Do consultants really travel a lot?

It's true that most management consultants spend a lot of time away from the office, at their clients' locations. It's an ongoing part of the job. Management consultants travel to meet with clients, gather information, and perform on-site analysis. This is going to be a long post because there are many types of consultancies with specific travel and work requirements.

Consulting can be a great way to gain experience in all kinds of areas, but it also means that you must constantly adapt and be as flexible as possible with your skills, time and work style. Consulting is really the art of establishing connections not just in terms of work, but, perhaps more importantly, with people. Consulting firms realize this and most are trying to achieve some kind of work-life balance. Before the pandemic, many consultants were expected to spend 60 to 80 percent of their time traveling for work.
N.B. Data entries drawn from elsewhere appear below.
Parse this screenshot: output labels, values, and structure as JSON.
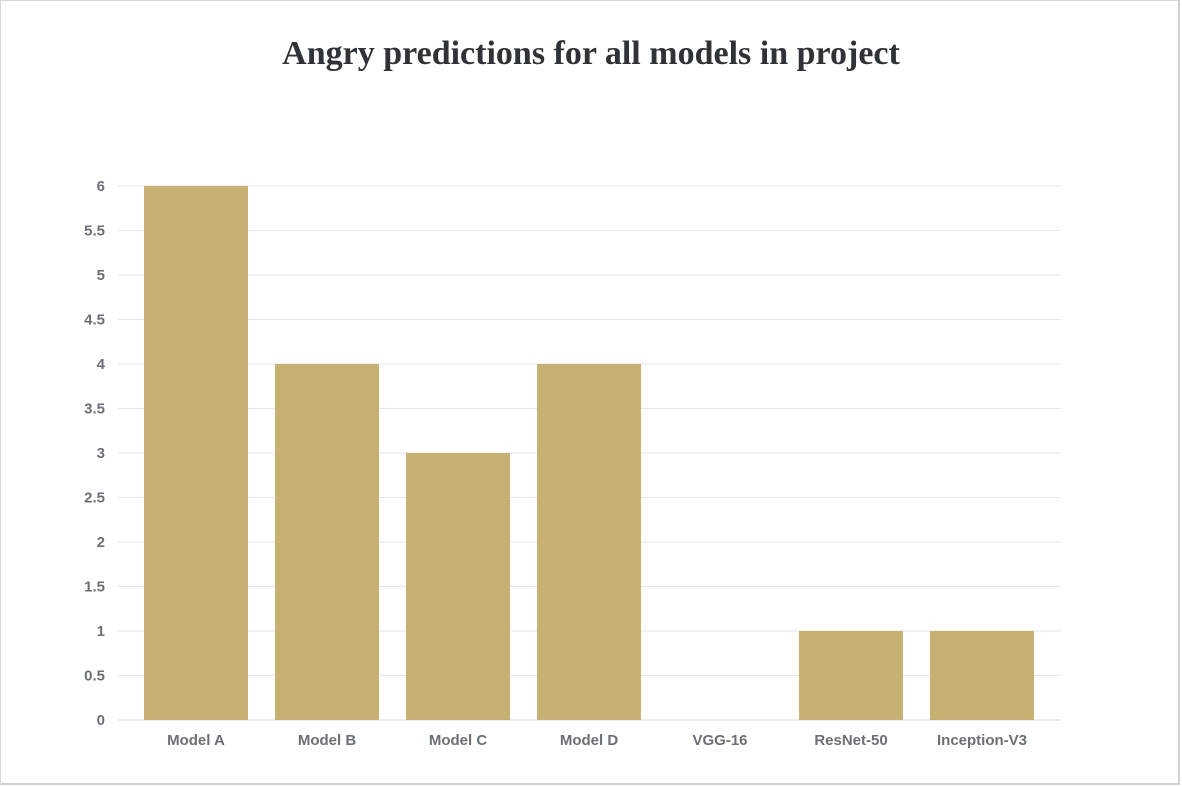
{
  "chart_data": {
    "type": "bar",
    "title": "Angry predictions for all models in project",
    "categories": [
      "Model A",
      "Model B",
      "Model C",
      "Model D",
      "VGG-16",
      "ResNet-50",
      "Inception-V3"
    ],
    "values": [
      6,
      4,
      3,
      4,
      0,
      1,
      1
    ],
    "xlabel": "",
    "ylabel": "",
    "ylim": [
      0,
      6
    ],
    "yticks": [
      "0",
      "0.5",
      "1",
      "1.5",
      "2",
      "2.5",
      "3",
      "3.5",
      "4",
      "4.5",
      "5",
      "5.5",
      "6"
    ],
    "grid": true,
    "legend": "none",
    "bar_color": "#c6b173",
    "grid_color": "#e3e6ec",
    "label_color": "#6b7077"
  }
}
When I worked in the industry (i.e., consulting, for jobs not related to consulting), I made a to-do list for the day, and most of the time, I did just that. Sheila is a senior consultant in Ernst & Young's Health Counseling Practice, where she works with healthcare organizations across the country focusing on operational efficiency issues. From Kalon, The Bachelorette's luxury brand consultant, who made his grand entrance to the show by helicopter (seriously, even I can't defend you, Kalon) to the popular phrase “consultants pick up your watch and tell you what time it is”, the image isn't always positive. Known as a highly paid and demanding profession for people who wanted to learn a lot about business, he said that management consultants were expected to always be present on site.
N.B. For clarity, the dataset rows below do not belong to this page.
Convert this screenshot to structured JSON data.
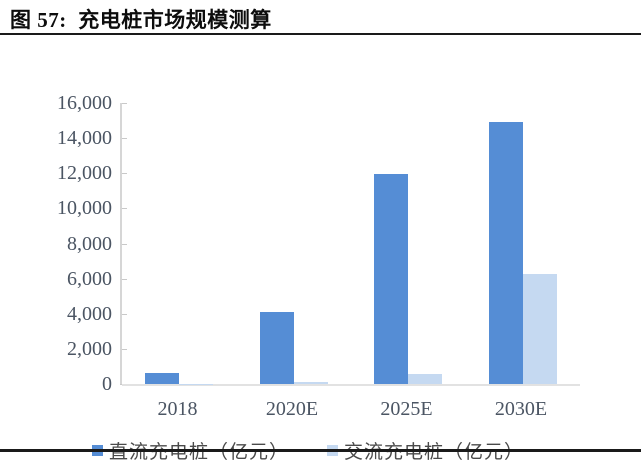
{
  "header": {
    "title": "图 57:  充电桩市场规模测算"
  },
  "colors": {
    "dc_bar": "#558DD5",
    "ac_bar": "#C5D9F1",
    "axis_line": "#D6D6D6",
    "tick_mark": "#C9C9C9",
    "label_text": "#4B5563",
    "rule": "#1A1A1A"
  },
  "chart_data": {
    "type": "bar",
    "title": "图 57: 充电桩市场规模测算",
    "categories": [
      "2018",
      "2020E",
      "2025E",
      "2030E"
    ],
    "series": [
      {
        "name": "直流充电桩（亿元）",
        "color": "#558DD5",
        "values": [
          640,
          4100,
          11950,
          14900
        ]
      },
      {
        "name": "交流充电桩（亿元）",
        "color": "#C5D9F1",
        "values": [
          20,
          100,
          550,
          6260
        ]
      }
    ],
    "xlabel": "",
    "ylabel": "",
    "ylim": [
      0,
      16000
    ],
    "ytick_step": 2000,
    "ytick_labels": [
      "0",
      "2,000",
      "4,000",
      "6,000",
      "8,000",
      "10,000",
      "12,000",
      "14,000",
      "16,000"
    ],
    "grid": false,
    "legend_position": "bottom"
  }
}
A typical consulting firm tells its consultants to expect to be out of the office several days a month for the first year and 2 to 3 days a week for the following years. It can be easy to get lost in the mass stampede of type A personalities often seen in consulting firms, especially large ones. What advantages in attracting and retaining talent could one of the big four management consulting firms have gained if only it had been willing to think and act differently with respect to travel “requirements” before the arrival of COVID? In my experience, during my stay at Deloitte, I traveled from Monday to Sunday while the projects lasted, with an occasional internal project, or on the beach for a few weeks. In addition, consulting imbues its employees with an extraordinary amount of discipline and technique that they could hardly acquire at such an intense and concentrated level elsewhere.

If investment banks are famous for their infinitely long working hours, consulting firms are known for their continuous travels.

Dylan Nemecek
Dylan Nemecek

Typical social media ninja. Professional pop culture nerd. Unapologetic bacon advocate. Proud pop culture guru. Incurable social media nerd.